The airplane landed at 3 in the night at Yerevan airport’s surprisingly modern airport. Modern and well built, but a little faceless as all modern airport buildings are. Our first encounter with real Armenia did we have immediately when I discovered a hedgehog living in the trunk of my taxi. These taxis became a daily experience of our trip as we rode on the backseat of old Ladas, without seatbelts, hoping our trip would go well.
Yerevan downtown is a modern, almost west European city and you could mistakenly believe you are somewhere southern France, but when you come into the outskirts you notice this is a poor country and when you see the countryside you think even the Banlieu is rich. Whilst Yerevan is full of white and black SUV and large Mercedes limousines on the countryside you can see people residing in what are mere shacks. Houses that are little more then a tin roof and some bare walls.

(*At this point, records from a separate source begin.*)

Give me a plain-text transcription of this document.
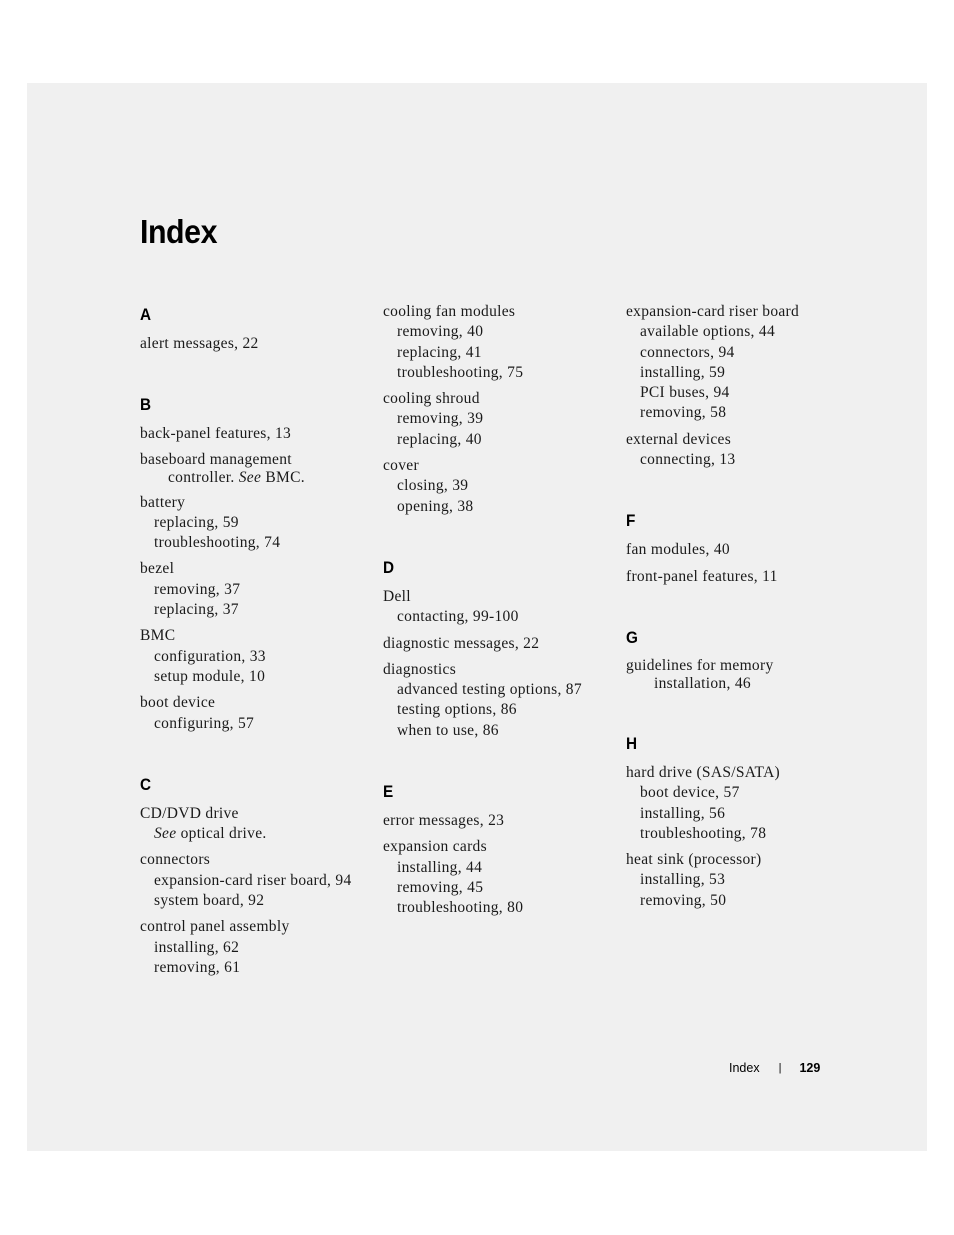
Index
A
alert messages, 22
B
back-panel features, 13
baseboard management
controller. See BMC.
battery
replacing, 59
troubleshooting, 74
bezel
removing, 37
replacing, 37
BMC
configuration, 33
setup module, 10
boot device
configuring, 57
C
CD/DVD drive
See optical drive.
connectors
expansion-card riser board, 94
system board, 92
control panel assembly
installing, 62
removing, 61
cooling fan modules
removing, 40
replacing, 41
troubleshooting, 75
cooling shroud
removing, 39
replacing, 40
cover
closing, 39
opening, 38
D
Dell
contacting, 99-100
diagnostic messages, 22
diagnostics
advanced testing options, 87
testing options, 86
when to use, 86
E
error messages, 23
expansion cards
installing, 44
removing, 45
troubleshooting, 80
expansion-card riser board
available options, 44
connectors, 94
installing, 59
PCI buses, 94
removing, 58
external devices
connecting, 13
F
fan modules, 40
front-panel features, 11
G
guidelines for memory
installation, 46
H
hard drive (SAS/SATA)
boot device, 57
installing, 56
troubleshooting, 78
heat sink (processor)
installing, 53
removing, 50
Index | 129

One of the youth centers we visited was opposite from the state security service so we were not allowed to take any pictures, as not to endanger the security of the Republic of Armenia, but I guess they have little trouble with anti social behavior of youth around the place.
However half oft he population lives in Yerevan. As in all places these days mobile phones seem to have become universal and we ad reception of some kind or other everywhere.

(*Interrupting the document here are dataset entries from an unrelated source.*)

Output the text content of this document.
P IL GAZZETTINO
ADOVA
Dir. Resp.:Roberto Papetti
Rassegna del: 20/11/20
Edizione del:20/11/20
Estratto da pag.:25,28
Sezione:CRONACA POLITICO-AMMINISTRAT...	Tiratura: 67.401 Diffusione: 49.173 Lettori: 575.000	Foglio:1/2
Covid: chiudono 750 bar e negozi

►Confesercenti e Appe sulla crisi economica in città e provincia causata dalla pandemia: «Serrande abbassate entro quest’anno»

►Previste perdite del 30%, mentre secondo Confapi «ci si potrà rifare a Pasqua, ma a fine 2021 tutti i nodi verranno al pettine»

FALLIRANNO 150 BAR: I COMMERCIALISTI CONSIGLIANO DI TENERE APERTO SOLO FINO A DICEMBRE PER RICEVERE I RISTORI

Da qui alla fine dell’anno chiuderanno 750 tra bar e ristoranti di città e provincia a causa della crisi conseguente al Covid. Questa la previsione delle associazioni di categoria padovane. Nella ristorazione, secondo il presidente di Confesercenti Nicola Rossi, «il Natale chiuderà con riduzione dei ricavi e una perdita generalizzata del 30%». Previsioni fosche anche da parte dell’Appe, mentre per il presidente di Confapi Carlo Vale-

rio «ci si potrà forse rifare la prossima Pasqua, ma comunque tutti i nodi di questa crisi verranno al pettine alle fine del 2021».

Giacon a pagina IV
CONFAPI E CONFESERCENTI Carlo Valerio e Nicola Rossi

Of course this was not a tourist trip and we ad lots of meetings on the three topics of our trip. It was very interesting to see the perceptions and discussions on youth in an east European transformation state. One of the most remarkable visits was when we went to see the leader of the people of a disabled persons NGO in Gyumri. The woman seemed spastic paralysed but had funded this NGO to help other disabled woman in their region. She was very charismatic and she had learned English within just 6 years and could converse with us freely.

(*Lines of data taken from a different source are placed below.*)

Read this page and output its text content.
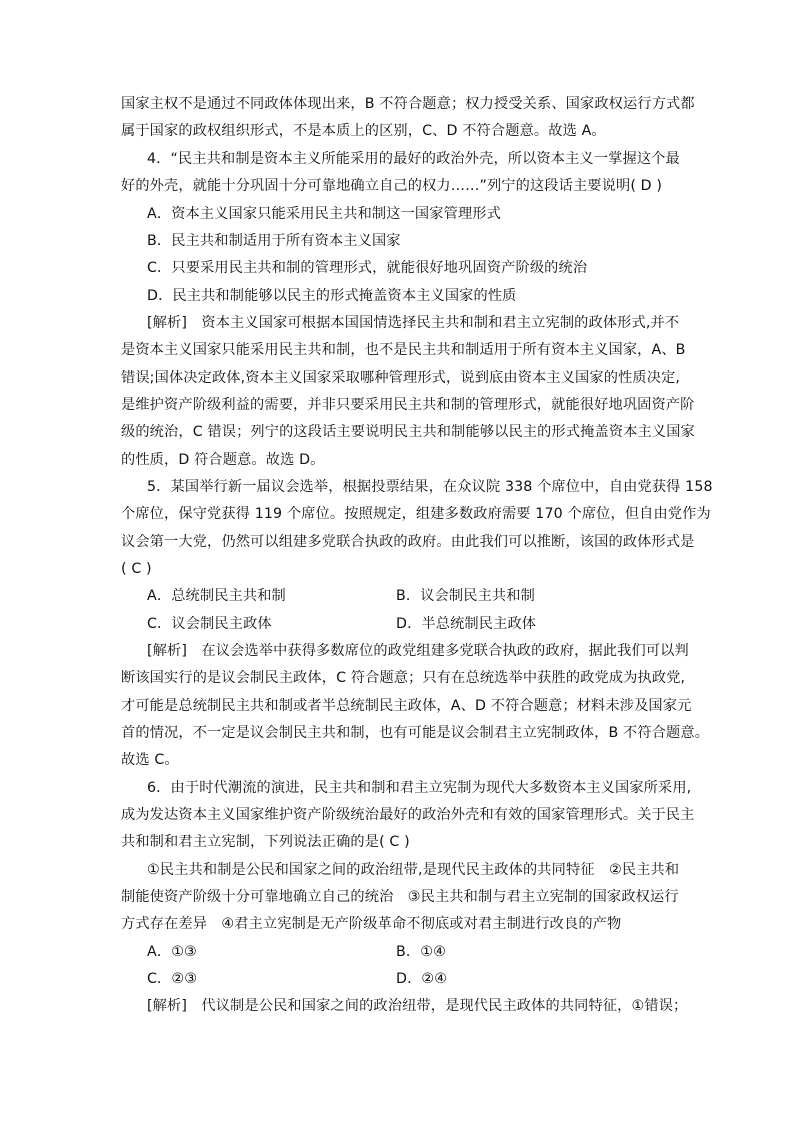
国家主权不是通过不同政体体现出来，B 不符合题意；权力授受关系、国家政权运行方式都
属于国家的政权组织形式，不是本质上的区别，C、D 不符合题意。故选 A。
4．“民主共和制是资本主义所能采用的最好的政治外壳，所以资本主义一掌握这个最
好的外壳，就能十分巩固十分可靠地确立自己的权力……”列宁的这段话主要说明( D )
A．资本主义国家只能采用民主共和制这一国家管理形式
B．民主共和制适用于所有资本主义国家
C．只要采用民主共和制的管理形式，就能很好地巩固资产阶级的统治
D．民主共和制能够以民主的形式掩盖资本主义国家的性质
[解析]　资本主义国家可根据本国国情选择民主共和制和君主立宪制的政体形式,并不
是资本主义国家只能采用民主共和制，也不是民主共和制适用于所有资本主义国家，A、B
错误;国体决定政体,资本主义国家采取哪种管理形式，说到底由资本主义国家的性质决定,
是维护资产阶级利益的需要，并非只要采用民主共和制的管理形式，就能很好地巩固资产阶
级的统治，C 错误；列宁的这段话主要说明民主共和制能够以民主的形式掩盖资本主义国家
的性质，D 符合题意。故选 D。
5．某国举行新一届议会选举，根据投票结果，在众议院 338 个席位中，自由党获得 158
个席位，保守党获得 119 个席位。按照规定，组建多数政府需要 170 个席位，但自由党作为
议会第一大党，仍然可以组建多党联合执政的政府。由此我们可以推断，该国的政体形式是
( C )
A．总统制民主共和制	B．议会制民主共和制
C．议会制民主政体	D．半总统制民主政体
[解析]　在议会选举中获得多数席位的政党组建多党联合执政的政府，据此我们可以判
断该国实行的是议会制民主政体，C 符合题意；只有在总统选举中获胜的政党成为执政党,
才可能是总统制民主共和制或者半总统制民主政体，A、D 不符合题意；材料未涉及国家元
首的情况，不一定是议会制民主共和制，也有可能是议会制君主立宪制政体，B 不符合题意。
故选 C。
6．由于时代潮流的演进，民主共和制和君主立宪制为现代大多数资本主义国家所采用,
成为发达资本主义国家维护资产阶级统治最好的政治外壳和有效的国家管理形式。关于民主
共和制和君主立宪制，下列说法正确的是( C )
①民主共和制是公民和国家之间的政治纽带,是现代民主政体的共同特征　②民主共和
制能使资产阶级十分可靠地确立自己的统治　③民主共和制与君主立宪制的国家政权运行
方式存在差异　④君主立宪制是无产阶级革命不彻底或对君主制进行改良的产物
A．①③	B．①④
C．②③	D．②④
[解析]　代议制是公民和国家之间的政治纽带，是现代民主政体的共同特征，①错误；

Some of the stuff seemed strange, for example some of the questions the ministry for youth and sports asked in their youth study, for people aged 18 – 30. We here would include a different age range, when we do a „youth survey“ and maybe ask not so many questions about divorce and partnerships.
A reoccurring theme of the presentations and workshops we had, was the lack of transparency in organizations, that some youth NGO are funded specifically to grab funding or even funded because a donor organization wishes to have a NGO it can fund a program or project with. Examples of transparency included a new online system in which you can see who got which funding for which project including the recites and through which the application process is conducted. This is very transparent and everyone can check who gets money from the government then.
What is not transparent and right in our place? Does the system of youth ring and the selection of local members on the local level really met transparent standards or is it just placing parties affiliates into the youth committee.
These voyage are always not only about studying how things are done in a different country under difference circumstance but also about our own practices. In Germany we often think that everything is OK here and many things are actually okay, but if you look deeper and see what are the underlying structures you see that many things are not transparent and as democratic as they seem.
Outside Yerevan, Armenia is an empty place, we travelled hours through a mostly empty but beautiful landscape with impressive mountain vistas and panoramic views that you cannot even find in Switzerland. Lake Sevan which we could visit on our free Sunday offered a stark contrast between snow caped peaks in the background, a almost barren dry landscape and a crystal clear lake.
As important as the official meetings and encounters are always the coffee breaks and off time encounters. We made some really interesting connections and had really good side discussions on a variety of topics from Ukrainian politics to the post heroic state of German society.
I strongly feel we will try to use the connections we made for further exchange projects.